Jan. 18 (Bloomberg) -- Gold rose in New York as this month’s price drop stoked demand from individual investors for bars and U.S. Mint coins.
Australia’s Perth Mint reported stronger demand as prices fell below $1,400 an ounce, Barclays Capital analyst Suki Cooper said in an e-mail today. Bar premiums reached two-year highs before the Chinese New Year, Cooper said, citing the mint. It produces about 6 percent of the world’s gold bullion.
“Retail investor interest in gold still remains healthy,” said Cooper. “Although short-term tactical investors have established fresh short positions in recent sessions, physical demand continues to cushion dips. Furthermore, the U.S. Mint has reported a strong start to gold-coin sales so far this year.”

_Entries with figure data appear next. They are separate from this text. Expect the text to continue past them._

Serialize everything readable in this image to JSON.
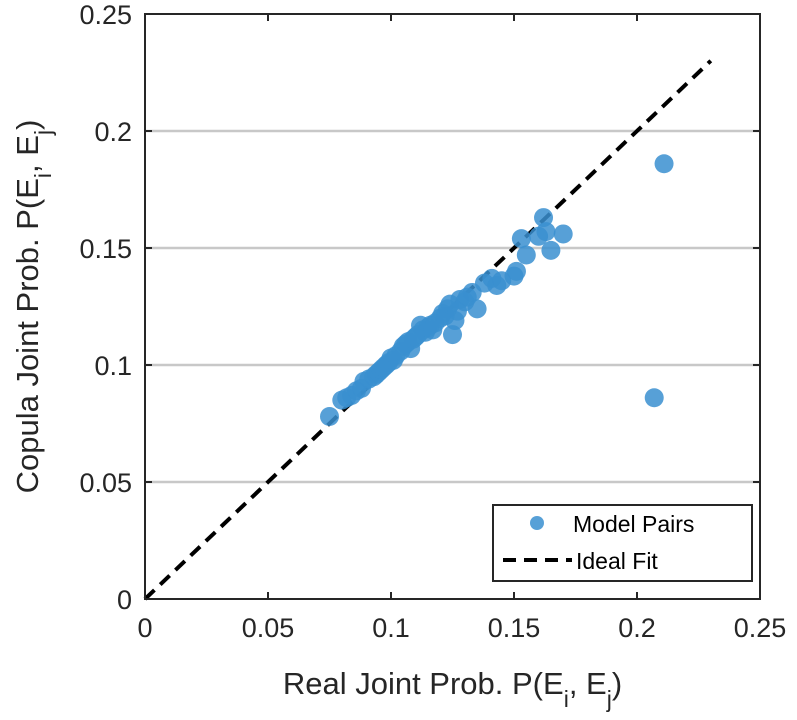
{
  "chart_data": {
    "type": "scatter",
    "title": "",
    "xlabel": {
      "prefix": "Real Joint Prob. P(E",
      "sub1": "i",
      "mid": ", E",
      "sub2": "j",
      "suffix": ")"
    },
    "ylabel": {
      "prefix": "Copula Joint Prob. P(E",
      "sub1": "i",
      "mid": ", E",
      "sub2": "j",
      "suffix": ")"
    },
    "xlim": [
      0,
      0.25
    ],
    "ylim": [
      0,
      0.25
    ],
    "xticks": [
      0,
      0.05,
      0.1,
      0.15,
      0.2,
      0.25
    ],
    "yticks": [
      0,
      0.05,
      0.1,
      0.15,
      0.2,
      0.25
    ],
    "xtick_labels": [
      "0",
      "0.05",
      "0.1",
      "0.15",
      "0.2",
      "0.25"
    ],
    "ytick_labels": [
      "0",
      "0.05",
      "0.1",
      "0.15",
      "0.2",
      "0.25"
    ],
    "grid": "horizontal",
    "legend_position": "bottom-right",
    "series": [
      {
        "name": "Model Pairs",
        "kind": "scatter",
        "color": "#3a8fd0",
        "points": [
          [
            0.075,
            0.078
          ],
          [
            0.08,
            0.085
          ],
          [
            0.082,
            0.086
          ],
          [
            0.084,
            0.087
          ],
          [
            0.086,
            0.089
          ],
          [
            0.088,
            0.09
          ],
          [
            0.089,
            0.093
          ],
          [
            0.091,
            0.094
          ],
          [
            0.093,
            0.095
          ],
          [
            0.094,
            0.096
          ],
          [
            0.095,
            0.097
          ],
          [
            0.096,
            0.098
          ],
          [
            0.097,
            0.099
          ],
          [
            0.098,
            0.1
          ],
          [
            0.099,
            0.101
          ],
          [
            0.1,
            0.103
          ],
          [
            0.101,
            0.102
          ],
          [
            0.102,
            0.104
          ],
          [
            0.104,
            0.106
          ],
          [
            0.105,
            0.108
          ],
          [
            0.106,
            0.109
          ],
          [
            0.107,
            0.11
          ],
          [
            0.108,
            0.107
          ],
          [
            0.109,
            0.111
          ],
          [
            0.11,
            0.112
          ],
          [
            0.111,
            0.113
          ],
          [
            0.112,
            0.117
          ],
          [
            0.113,
            0.115
          ],
          [
            0.114,
            0.114
          ],
          [
            0.115,
            0.116
          ],
          [
            0.116,
            0.117
          ],
          [
            0.117,
            0.115
          ],
          [
            0.118,
            0.118
          ],
          [
            0.12,
            0.12
          ],
          [
            0.121,
            0.122
          ],
          [
            0.122,
            0.121
          ],
          [
            0.123,
            0.124
          ],
          [
            0.124,
            0.126
          ],
          [
            0.125,
            0.113
          ],
          [
            0.126,
            0.119
          ],
          [
            0.127,
            0.123
          ],
          [
            0.128,
            0.128
          ],
          [
            0.13,
            0.127
          ],
          [
            0.131,
            0.129
          ],
          [
            0.133,
            0.131
          ],
          [
            0.135,
            0.124
          ],
          [
            0.138,
            0.135
          ],
          [
            0.141,
            0.137
          ],
          [
            0.143,
            0.134
          ],
          [
            0.145,
            0.136
          ],
          [
            0.15,
            0.138
          ],
          [
            0.151,
            0.14
          ],
          [
            0.153,
            0.154
          ],
          [
            0.155,
            0.147
          ],
          [
            0.16,
            0.155
          ],
          [
            0.162,
            0.163
          ],
          [
            0.163,
            0.157
          ],
          [
            0.165,
            0.149
          ],
          [
            0.17,
            0.156
          ],
          [
            0.207,
            0.086
          ],
          [
            0.211,
            0.186
          ]
        ]
      },
      {
        "name": "Ideal Fit",
        "kind": "line",
        "style": "dashed",
        "color": "#000000",
        "x": [
          0,
          0.23
        ],
        "y": [
          0,
          0.23
        ]
      }
    ]
  }
}
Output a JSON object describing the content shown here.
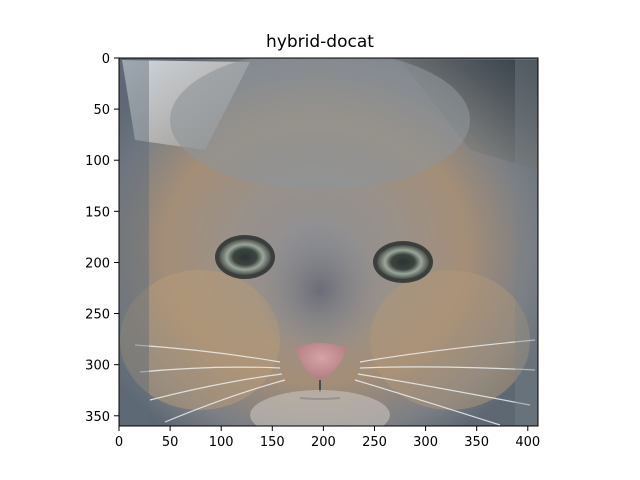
{
  "figure": {
    "title": "hybrid-docat",
    "image_description_icon": "cat-face-image"
  },
  "chart_data": {
    "type": "image",
    "title": "hybrid-docat",
    "xlabel": "",
    "ylabel": "",
    "xlim": [
      0,
      410
    ],
    "ylim": [
      360,
      0
    ],
    "x_ticks": [
      0,
      50,
      100,
      150,
      200,
      250,
      300,
      350,
      400
    ],
    "y_ticks": [
      0,
      50,
      100,
      150,
      200,
      250,
      300,
      350
    ],
    "grid": false,
    "y_axis_inverted": true
  }
}
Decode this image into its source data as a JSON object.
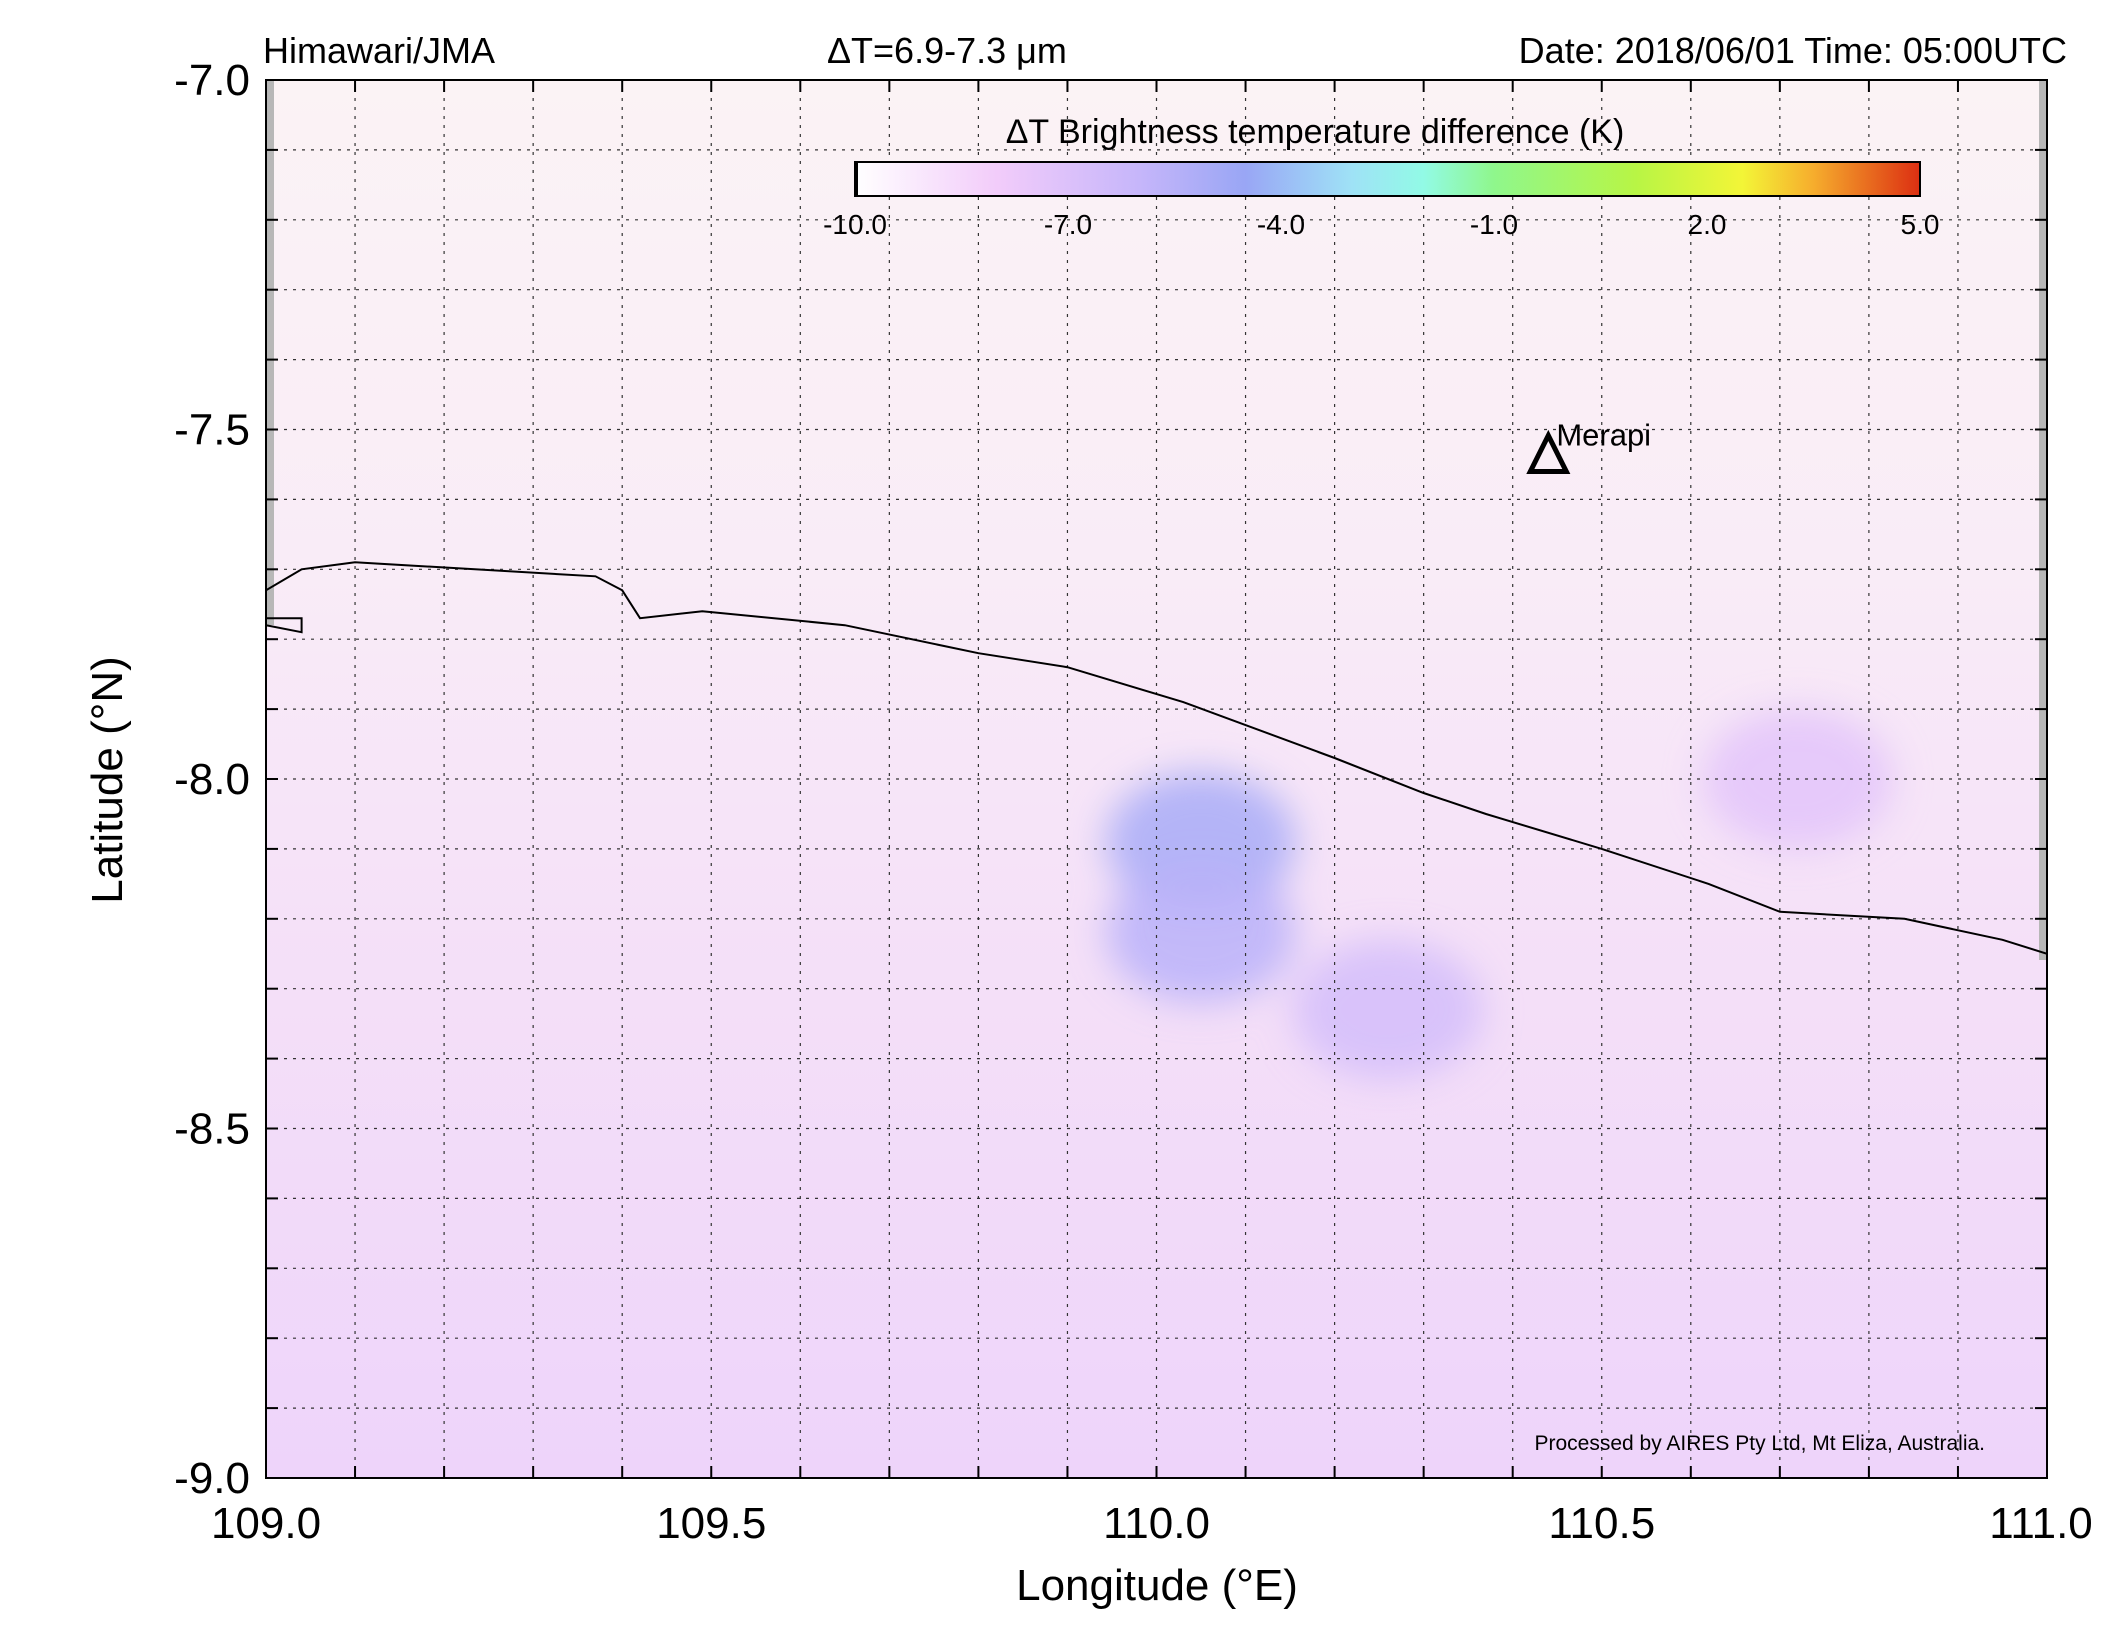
{
  "header": {
    "source": "Himawari/JMA",
    "band": "ΔT=6.9-7.3 μm",
    "datetime": "Date: 2018/06/01 Time: 05:00UTC"
  },
  "colorbar": {
    "title": "ΔT Brightness temperature difference (K)",
    "tick_labels": [
      "-10.0",
      "-7.0",
      "-4.0",
      "-1.0",
      "2.0",
      "5.0"
    ],
    "range": [
      -10,
      5
    ],
    "stops": [
      {
        "value": -10,
        "color": "#ffffff"
      },
      {
        "value": -8,
        "color": "#f2ccfa"
      },
      {
        "value": -6,
        "color": "#c6b6fa"
      },
      {
        "value": -4.5,
        "color": "#99a6f5"
      },
      {
        "value": -3,
        "color": "#9fe2f6"
      },
      {
        "value": -2,
        "color": "#92fae6"
      },
      {
        "value": -1,
        "color": "#8ff78c"
      },
      {
        "value": 1,
        "color": "#b8f545"
      },
      {
        "value": 2.5,
        "color": "#f3f537"
      },
      {
        "value": 3.5,
        "color": "#f6ad2d"
      },
      {
        "value": 5,
        "color": "#dc2f12"
      }
    ]
  },
  "axes": {
    "xlabel": "Longitude (°E)",
    "ylabel": "Latitude (°N)",
    "xlim": [
      109.0,
      111.0
    ],
    "ylim": [
      -9.0,
      -7.0
    ],
    "x_tick_labels": [
      "109.0",
      "109.5",
      "110.0",
      "110.5",
      "111.0"
    ],
    "y_tick_labels": [
      "-7.0",
      "-7.5",
      "-8.0",
      "-8.5",
      "-9.0"
    ],
    "grid": true
  },
  "features": {
    "volcano": {
      "name": "Merapi",
      "lon": 110.44,
      "lat": -7.54
    },
    "coastline": [
      [
        109.0,
        -7.73
      ],
      [
        109.04,
        -7.7
      ],
      [
        109.1,
        -7.69
      ],
      [
        109.37,
        -7.71
      ],
      [
        109.4,
        -7.73
      ],
      [
        109.42,
        -7.77
      ],
      [
        109.49,
        -7.76
      ],
      [
        109.65,
        -7.78
      ],
      [
        109.8,
        -7.82
      ],
      [
        109.9,
        -7.84
      ],
      [
        110.03,
        -7.89
      ],
      [
        110.2,
        -7.97
      ],
      [
        110.3,
        -8.02
      ],
      [
        110.37,
        -8.05
      ],
      [
        110.5,
        -8.1
      ],
      [
        110.62,
        -8.15
      ],
      [
        110.7,
        -8.19
      ],
      [
        110.84,
        -8.2
      ],
      [
        110.95,
        -8.23
      ],
      [
        111.0,
        -8.25
      ]
    ],
    "islet": [
      [
        109.0,
        -7.77
      ],
      [
        109.04,
        -7.77
      ],
      [
        109.04,
        -7.79
      ],
      [
        109.0,
        -7.78
      ]
    ],
    "anomalies": [
      {
        "lon": 110.05,
        "lat": -8.09,
        "dt": -5.0
      },
      {
        "lon": 110.05,
        "lat": -8.22,
        "dt": -5.6
      },
      {
        "lon": 110.26,
        "lat": -8.33,
        "dt": -6.6
      },
      {
        "lon": 110.72,
        "lat": -8.0,
        "dt": -7.3
      }
    ]
  },
  "credit": "Processed by AIRES Pty Ltd, Mt Eliza, Australia."
}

Gold for February delivery added $7.70, or 0.6 percent, to $1,368.20 an ounce at 1:33 p.m. on the Comex in New York. Prices have dropped 3.7 percent in January.
The metal will average $1,400 this year, Morgan Stanley said in a report today, lifting its forecast by 6 percent.
Prices are “starting to look attractive to Asian buyers,” Andrey Kryuchenkov, an analyst at VTB Capital in London, said in an e-mailed report today.
Platinum futures for April delivery rose 0.7 percent to $1,828.30 an ounce on the New York Mercantile Exchange. Palladium futures for March delivery gained 2.5 percent to $810.45 an ounce. Silver futures for March delivery increased 2.1 percent to $28.912 an ounce on the Comex.